For this Oregon mother and daughter, a passion for flowers goes back generations
THE OREGONIAN
There are many ways to love flowers, even among family members. Joan Ewer Thorndike, an organic flower farmer and mom, carries delphiniums in her arms as she walks from one of her greenhouses into a warehouse at Le Mera Gardens in Northwest Medford.
She sets the tall stems with blue blossoms into a bucket of water, and smiles at her daughter Isabella Thorndike Church, who creates botanical installations through her company, Jacklily Seasonal Floral Design.
Joan then talks about her late mother, Lily, who pulled herself away from her home garden 10 minutes before she was to be at her office in the United Nations Building in Santiago, Chile.

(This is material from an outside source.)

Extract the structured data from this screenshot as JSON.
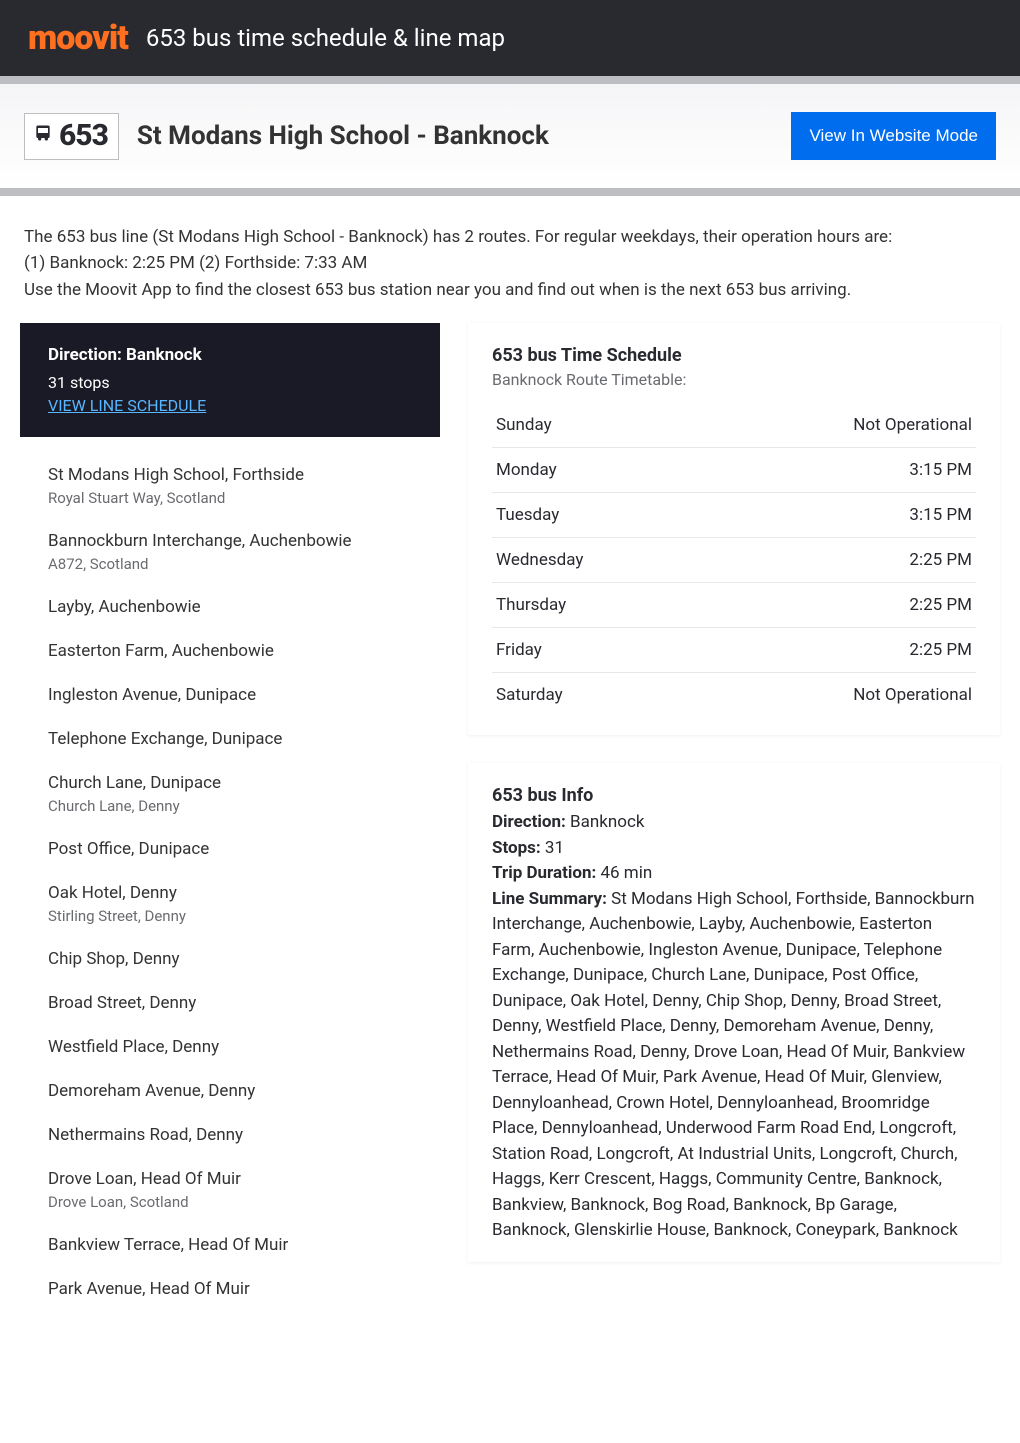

Lily tended flowers to counter her stressful work on the Economic Commission for Latin America. Her apartment terrace had more plants than space to walk, and she couldn’t understand her daughter Joan’s Oregon business, one of the oldest organic, specialty cut commercial flower farms in the U.S.
How can you sell a flower, Lily would ask. How do you commercialize them, give them a monetary value? How do you part with them?
Joan, whose family’s passion for flowers reaches back generations, had a clear answer: Her goal is to put more locally grown flowers into people’s hands.